Cendant Corp. posted net profit on Monday of $537 million in the fourth quarter despite weakness at its international travel services division.

Profit for the New York-based owner of online travel agency Orbitz, Avis car rental, Days Inn and the Century 21 real estate brand compared with net income of $357 million a year earlier.

Cendant reported earnings per share of 23 cents for the quarter, after adjustments for special items. That figure compared with 33 cents per share in the year-ago period.

Without special adjustments, Cendant reported a per share loss from continuing operations of 4 cents.

The company warned in December that challenges in its travel distribution unit would weigh on its quarterly earnings.

The company took a pretax impairment charge of $425 million linked to the performance of the company's online consumer travel business, mainly its Ebookers unit. Ebookers is Europe's No. 2 travel Web site that experienced a shortfall in bookings.

Cendant reported 7 percent increase in revenue for the fourth quarter to $4.3 billion.

Details: Travel Distribution Services Divison

Revenue increased primarily due to growth in online travel agency and other consumer travel businesses.

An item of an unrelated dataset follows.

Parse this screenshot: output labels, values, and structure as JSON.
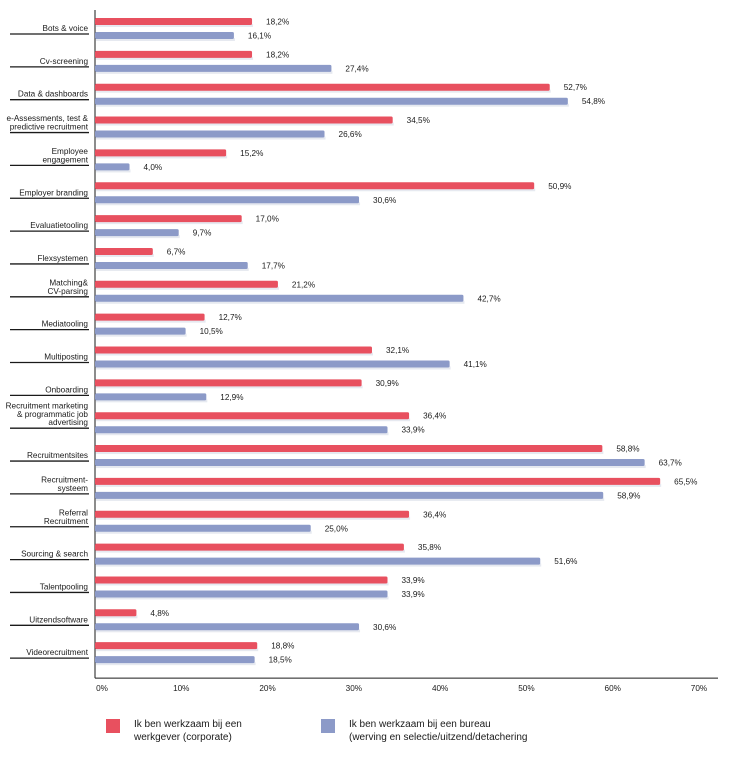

The acquisitions of Orbitz and Gullivers contributed to revenue and EBITDA, while the acquisition of ebookers contributed to revenue but reduced EBITDA by $10 million.

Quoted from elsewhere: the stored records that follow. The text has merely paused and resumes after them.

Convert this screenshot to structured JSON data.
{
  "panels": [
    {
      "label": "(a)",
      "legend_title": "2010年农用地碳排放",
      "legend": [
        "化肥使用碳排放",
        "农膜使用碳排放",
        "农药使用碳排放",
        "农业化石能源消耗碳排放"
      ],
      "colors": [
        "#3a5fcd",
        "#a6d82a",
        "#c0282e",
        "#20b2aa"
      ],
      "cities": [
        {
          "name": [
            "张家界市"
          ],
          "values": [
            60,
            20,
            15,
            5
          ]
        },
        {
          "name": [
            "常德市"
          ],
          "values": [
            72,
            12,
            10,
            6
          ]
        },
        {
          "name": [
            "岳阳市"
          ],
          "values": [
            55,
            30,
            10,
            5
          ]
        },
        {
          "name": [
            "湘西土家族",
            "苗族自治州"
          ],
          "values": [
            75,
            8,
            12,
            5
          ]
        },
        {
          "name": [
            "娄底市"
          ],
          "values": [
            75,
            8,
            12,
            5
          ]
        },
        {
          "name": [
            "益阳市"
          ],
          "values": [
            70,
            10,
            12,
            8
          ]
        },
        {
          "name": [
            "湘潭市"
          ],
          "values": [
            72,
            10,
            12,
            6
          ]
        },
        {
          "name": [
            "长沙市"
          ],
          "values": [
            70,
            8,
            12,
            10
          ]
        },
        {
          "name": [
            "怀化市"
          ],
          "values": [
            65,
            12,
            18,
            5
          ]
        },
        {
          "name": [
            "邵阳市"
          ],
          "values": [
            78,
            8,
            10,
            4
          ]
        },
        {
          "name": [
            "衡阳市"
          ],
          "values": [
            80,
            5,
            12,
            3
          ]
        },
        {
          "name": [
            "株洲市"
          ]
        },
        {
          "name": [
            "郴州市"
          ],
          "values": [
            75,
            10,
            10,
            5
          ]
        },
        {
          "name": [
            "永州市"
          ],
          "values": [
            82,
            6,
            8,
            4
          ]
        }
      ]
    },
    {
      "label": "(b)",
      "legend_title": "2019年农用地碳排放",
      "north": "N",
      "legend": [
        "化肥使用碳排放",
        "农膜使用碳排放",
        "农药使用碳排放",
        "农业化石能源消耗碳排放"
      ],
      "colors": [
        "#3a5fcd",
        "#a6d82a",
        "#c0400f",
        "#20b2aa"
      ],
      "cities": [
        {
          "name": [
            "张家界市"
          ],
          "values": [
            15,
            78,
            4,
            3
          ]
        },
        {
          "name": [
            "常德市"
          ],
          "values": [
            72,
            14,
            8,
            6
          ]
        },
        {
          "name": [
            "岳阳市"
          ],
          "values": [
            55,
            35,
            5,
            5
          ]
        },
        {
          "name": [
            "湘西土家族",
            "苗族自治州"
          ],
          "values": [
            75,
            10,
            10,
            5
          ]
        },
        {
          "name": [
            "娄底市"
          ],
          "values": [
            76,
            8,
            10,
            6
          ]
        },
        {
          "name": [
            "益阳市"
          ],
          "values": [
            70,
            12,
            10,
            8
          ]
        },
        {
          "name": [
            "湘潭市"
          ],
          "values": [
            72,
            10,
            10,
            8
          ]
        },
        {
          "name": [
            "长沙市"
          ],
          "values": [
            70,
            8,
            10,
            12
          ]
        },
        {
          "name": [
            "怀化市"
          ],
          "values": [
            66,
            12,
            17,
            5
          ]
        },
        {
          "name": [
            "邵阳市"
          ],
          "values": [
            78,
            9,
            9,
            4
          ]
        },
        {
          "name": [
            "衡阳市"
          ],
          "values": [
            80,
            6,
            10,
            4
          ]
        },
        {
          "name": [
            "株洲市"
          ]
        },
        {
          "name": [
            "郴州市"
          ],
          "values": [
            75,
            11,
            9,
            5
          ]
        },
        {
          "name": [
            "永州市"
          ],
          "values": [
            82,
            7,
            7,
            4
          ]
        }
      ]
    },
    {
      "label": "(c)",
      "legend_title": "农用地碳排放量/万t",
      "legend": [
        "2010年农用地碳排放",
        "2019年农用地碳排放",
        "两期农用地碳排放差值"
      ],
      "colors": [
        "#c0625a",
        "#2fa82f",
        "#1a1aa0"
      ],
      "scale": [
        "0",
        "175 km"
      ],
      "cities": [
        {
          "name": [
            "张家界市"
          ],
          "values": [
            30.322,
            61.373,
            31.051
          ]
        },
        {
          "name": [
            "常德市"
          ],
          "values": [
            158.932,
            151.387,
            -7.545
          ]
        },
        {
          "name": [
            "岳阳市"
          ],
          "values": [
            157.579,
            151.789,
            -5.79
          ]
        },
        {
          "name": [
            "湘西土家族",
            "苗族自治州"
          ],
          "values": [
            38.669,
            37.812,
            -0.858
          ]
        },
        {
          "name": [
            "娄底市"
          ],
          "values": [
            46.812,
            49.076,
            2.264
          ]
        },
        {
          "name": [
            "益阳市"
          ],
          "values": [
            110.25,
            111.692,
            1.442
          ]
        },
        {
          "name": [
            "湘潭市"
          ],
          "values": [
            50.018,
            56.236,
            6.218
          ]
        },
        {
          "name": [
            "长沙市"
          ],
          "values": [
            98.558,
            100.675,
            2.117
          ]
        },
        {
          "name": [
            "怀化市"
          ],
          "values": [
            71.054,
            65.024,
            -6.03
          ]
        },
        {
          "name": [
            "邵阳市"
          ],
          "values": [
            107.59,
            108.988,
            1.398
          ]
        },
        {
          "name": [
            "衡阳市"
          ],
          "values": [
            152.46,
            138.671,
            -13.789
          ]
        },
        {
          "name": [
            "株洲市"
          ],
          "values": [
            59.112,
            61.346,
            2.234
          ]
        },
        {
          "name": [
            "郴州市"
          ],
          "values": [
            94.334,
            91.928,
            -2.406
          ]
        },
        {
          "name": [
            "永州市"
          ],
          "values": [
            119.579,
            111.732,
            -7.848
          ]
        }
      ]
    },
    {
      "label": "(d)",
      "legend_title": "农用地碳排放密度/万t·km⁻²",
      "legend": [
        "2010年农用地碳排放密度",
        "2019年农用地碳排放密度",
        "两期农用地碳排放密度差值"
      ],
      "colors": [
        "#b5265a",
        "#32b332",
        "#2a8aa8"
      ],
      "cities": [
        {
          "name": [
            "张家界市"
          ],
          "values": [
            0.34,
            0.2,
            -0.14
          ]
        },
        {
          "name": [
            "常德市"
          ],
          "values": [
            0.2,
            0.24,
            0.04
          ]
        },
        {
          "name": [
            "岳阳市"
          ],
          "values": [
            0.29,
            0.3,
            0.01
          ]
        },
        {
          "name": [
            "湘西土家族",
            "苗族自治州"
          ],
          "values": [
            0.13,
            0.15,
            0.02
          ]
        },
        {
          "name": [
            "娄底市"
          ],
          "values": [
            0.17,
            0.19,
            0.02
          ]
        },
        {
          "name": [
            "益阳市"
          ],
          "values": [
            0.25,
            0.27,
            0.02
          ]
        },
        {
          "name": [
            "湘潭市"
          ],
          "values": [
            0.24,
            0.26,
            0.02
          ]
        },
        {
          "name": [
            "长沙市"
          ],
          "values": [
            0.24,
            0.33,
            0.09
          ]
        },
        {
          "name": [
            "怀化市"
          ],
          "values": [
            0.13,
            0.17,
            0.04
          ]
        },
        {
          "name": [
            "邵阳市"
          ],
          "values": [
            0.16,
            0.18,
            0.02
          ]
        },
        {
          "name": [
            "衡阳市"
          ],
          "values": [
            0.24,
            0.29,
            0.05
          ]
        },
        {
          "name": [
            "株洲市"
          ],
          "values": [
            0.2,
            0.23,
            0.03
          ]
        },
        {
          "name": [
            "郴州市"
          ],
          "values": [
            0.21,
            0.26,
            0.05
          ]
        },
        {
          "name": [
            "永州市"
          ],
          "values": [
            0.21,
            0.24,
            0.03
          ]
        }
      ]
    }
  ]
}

On an organic basis, Cendant's online travel businesses grew gross bookings by 16% and achieved higher EBITDA margins. Revenue from GDS and Supplier Services declined 2%, as a 6% increase in global GDS segment volume was offset by decreased subscriber fee income.

Despite increased revenue, EBITDA declined primarily due to a previously announced non-cash impairment charge of $425 million, pretax, ($256 million or $0.25 per share, after tax) principally associated with the Company's online consumer travel businesses, largely ebookers, as well as severance costs of $12 million.

In addition, EBITDA comparisons were negatively impacted by $10 million relating to previously disclosed benefit plan changes that reduced expenses in fourth quarter 2004.